しばらくして、アオキはよっこらせ。と立ち上がりました。
「よし、できた。……あぁ、そうそう、親分の前で料理屋、なんて言うなよ。レストランって言わなくちゃあいけない。………親分が怒ると、面倒だからなぁ」
最後だけ声を低めて、アオキは言いました。
「やな仕事だなぁ……」
アオバが言った時でした。
「え。……うわぁ!こぼれちゃった!」
よそ見をしていたアオバは、手元が狂って瓶の中身をぶちまけました。
金ピカの立派な香水瓶は倒れ、途中まで注ぎ込んだ中身が彼にかかっています。
「こぼすなよ!ほらぁ、ちゃんと香水ビンを見ていないから。」
しゅん、とした顔と、うえっ、というようなしかめっ面を混ぜた顔で、
「あぁあ、ひどい匂いだよ。」
アオバは文句を言いました。
「鼻がいいからなぁ、余計にひどく感じるのさ」
布切れを取り出すと、アオキはアオバを拭いてやりました。
「しかし、あれだね。ぼくらこれだけやっても、取り分をきちんともらえるかどうか…」
「言うな言うな、それも言うな。虚しくなってきちまう。」
残りをきれいに注ぎ込んで、蓋を締め。香水の瓶を二つ、きちんと並べて、アオキはため息をつきました。
「おい、クリームの方はどうだい?」
「そっちは大丈夫。もうガラス壺に入っているよ。」
「でかした!じゃ、あの塩壺を運ぼうか。」
「青い瀬戸物の?」
「そうそう、その青いヤツさ。」
よっこらせ、とふたりは瀬戸の塩壺に手をかけました。
少し重いそれを、一緒にてくてくと運びます。
「さぁて、これを親分がいる部屋の一つ手前に……」
「俺がなんだって?」
「「うわぁ‼︎」」
突然聞こえた声にふたりは叫びました。
「親分!」
「驚かせないでくださいよ!」
「なぁに、最後ぐらいは。俺も手伝おうと思ってな」
ふたりは叫びましたが、親分は気にも止めません。そしてなにを思ったのか、最後に残してあった戸板にシュルシュルっと、文字を書きました。

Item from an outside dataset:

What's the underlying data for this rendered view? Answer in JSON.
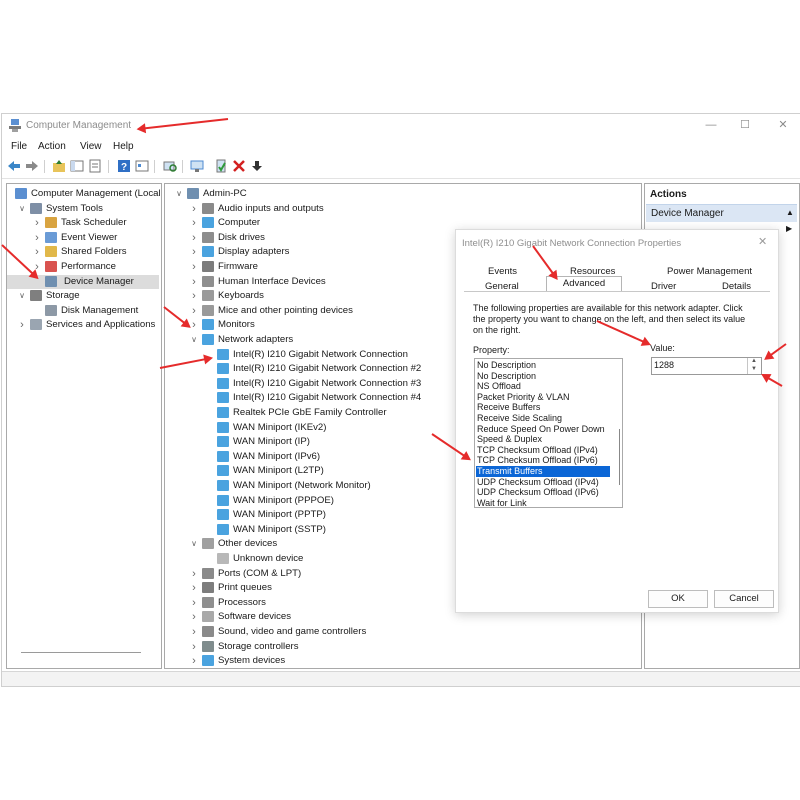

「手伝い」と親分は言いましたが、ふたりからするとそれは邪魔になりそうな、全てが最後におじゃんになってしまいそうなものでした。ふたりは渋い顔をしましたが、親分は上機嫌です。
「うわぁ、絶対によくないよ、あの書きよう。」
「あぁ、ありゃ良くない」
最後の戸板には達筆の大きな字で、
『いろいろ注文が多くてうるさかったでしょう。お気の毒でした。もうこれだけです。どうかからだ中に、壺の中の塩をたくさんよくもみ込んでください。』
とありました。
表の看板には、『RESTAURANT WILDCAT 西洋料理店 山猫軒』と文字が踊っております。